I am very happy with how Growth v02 turned out. Growth v01 was special to me because it was the genesis and I was happy I was able to make the algorithm work the way I wanted in a language I was not used to coding. However I didn’t push the color palette generation as far as I would have liked. I also wished there was more variance in the thickness of the lines. These are both things I wanted to revisit for Growth v02.
After some initial refactoring of the code and some fiddling with variables, I had a nice simulation that created really lovely organic flowing curves. My husband remarked that they reminded him of old William Morris wallpaper patterns and that was the moment where Growth v02 found its soul. I researched Morris’ 1800’s patterns and found my way to Kehinde Wiley who incorporates a lot of the same motifs in his paintings and portraits. I used their color sensibilities in generating the palettes for the piece.

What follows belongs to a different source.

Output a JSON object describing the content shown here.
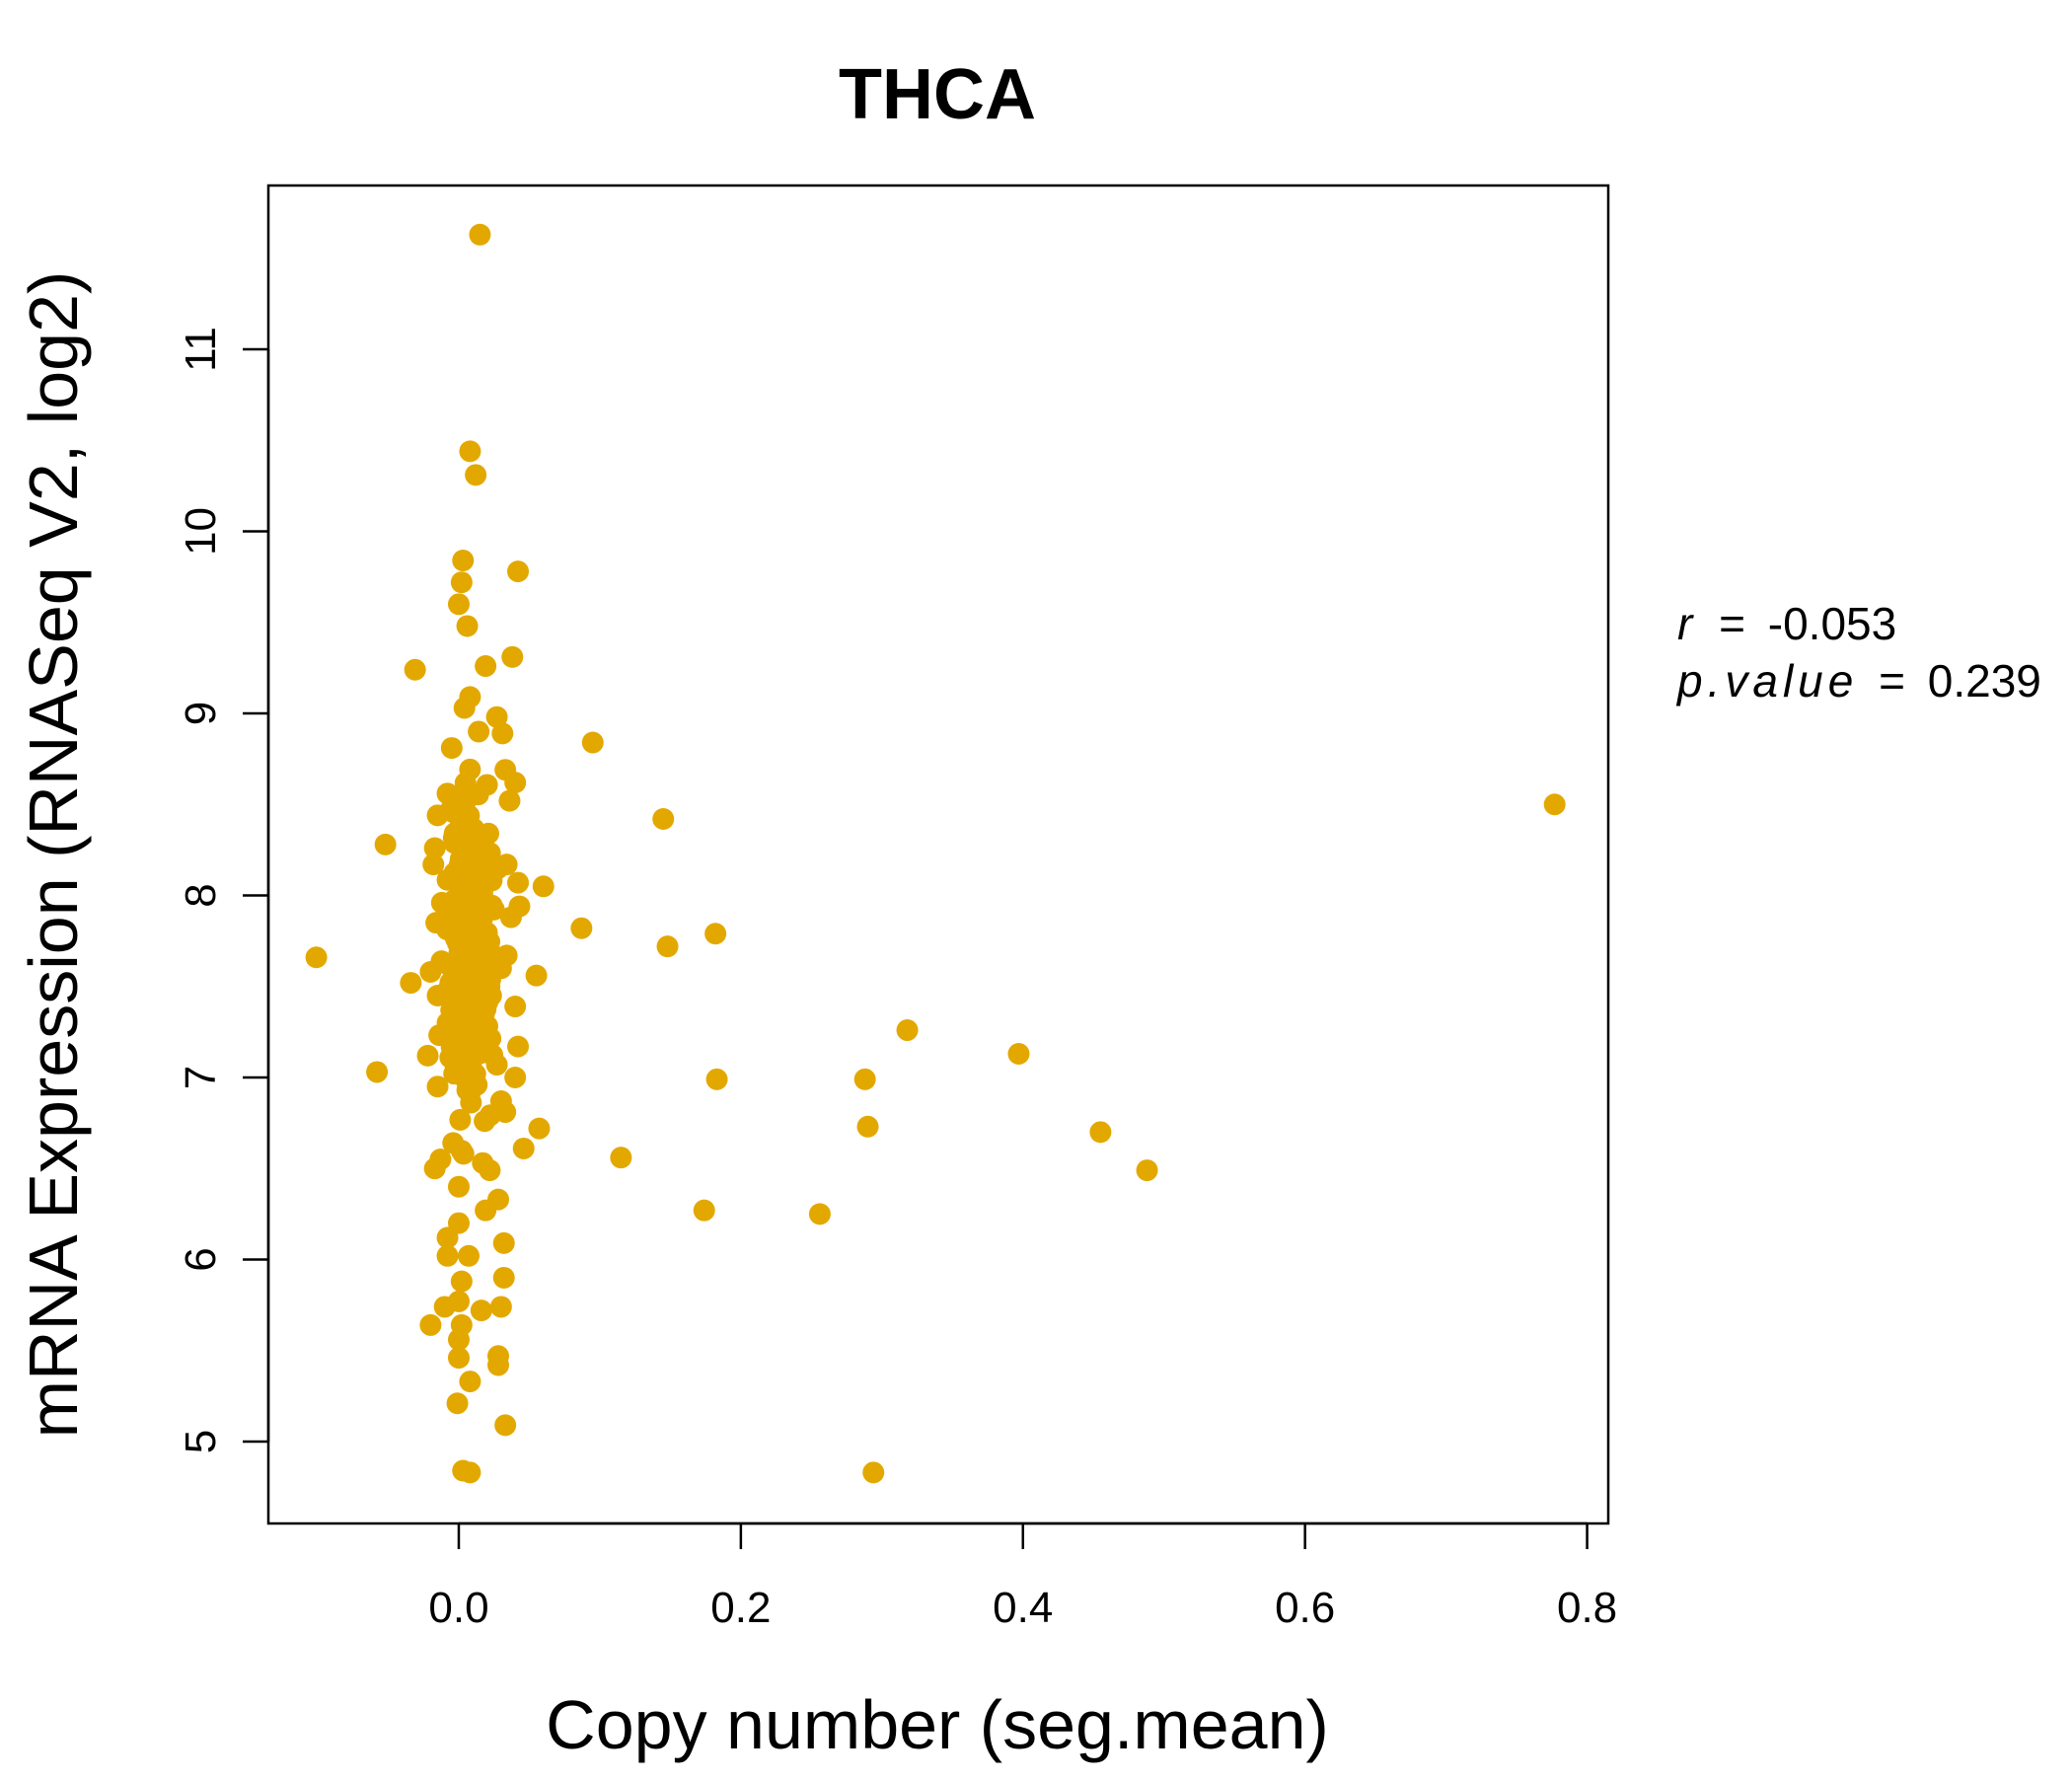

Once I get some downtime, I want to port this piece back to Houdini and continue to explore the aesthetic and try to have some patterns printed on fabric or wallpaper.
Do you have any favorite “Growth v02” mints?
I don’t want to introduce any subjective rarity, but there are some palettes that definitely appeal to me more than others. One thing that surprised me with Growth was that people tend to let the simulation “finish” before saving out an image. I think the series looks more interesting about half way through when you can still see the negative space of the background as well as the midground stripes. That was the main reason I added some user controls so the simulation can be paused and reseeded.
What is the best advice you have ever received?
All the best advice ends up being cliches. Floss daily, dont put off until tomorrow what you can finish today, Rome wasn’t built in a day, keep it simple stupid. But lately, I have been functioning under the mantra of “What’s the worst that could happen?” It allows me to take more risks.
Do you have anything exciting planned for 2022 that you can share with us?
I plan to revisit the Meander Map series and make some new prints sometime in the next couple months. I will also continue to create generative art for online platforms like FxHash. And I’m planning my 50th birthday celebration extravaganza in Iceland, Covid-pending.
How have you enjoyed your stay at FxHash so far?
It’s complicated. But it has been mostly incredible. The support I have gotten has been fantastic and I am constantly impressed at how the scene evolves and how much care is put into making sure that both artists and collectors get equal attention from the experience.
It is complicated because there are certainly problems that are plaguing these platforms. It is a shame that true lovers of the arts have to compete with bots whose only purpose is to turn a profit. But I understand the phenomenon and it certainly isn’t unique to FxHash. It is also a bit of a wild ride to be able to look at social media to get real-time commentary about the quality of your work being a direct result of its ability to be resold at a profit. It is an element of making art that had been hidden from me until now.
What adds value to your art?
You tell me! But if I had to say, I think it would be a combination of my two decades of experience in this field combined with my imposter syndrome constantly telling me that what I have made isn’t quite good enough.
Is there anyone you want to shout-out?
I have leaned on many people during this last month as I learned about NFT art communities and I’m very grateful for their advice. In particular, I want to thank James Patterson for the mentorship and Clay Heaton for a ton of technical bits and deeper thinking about the community.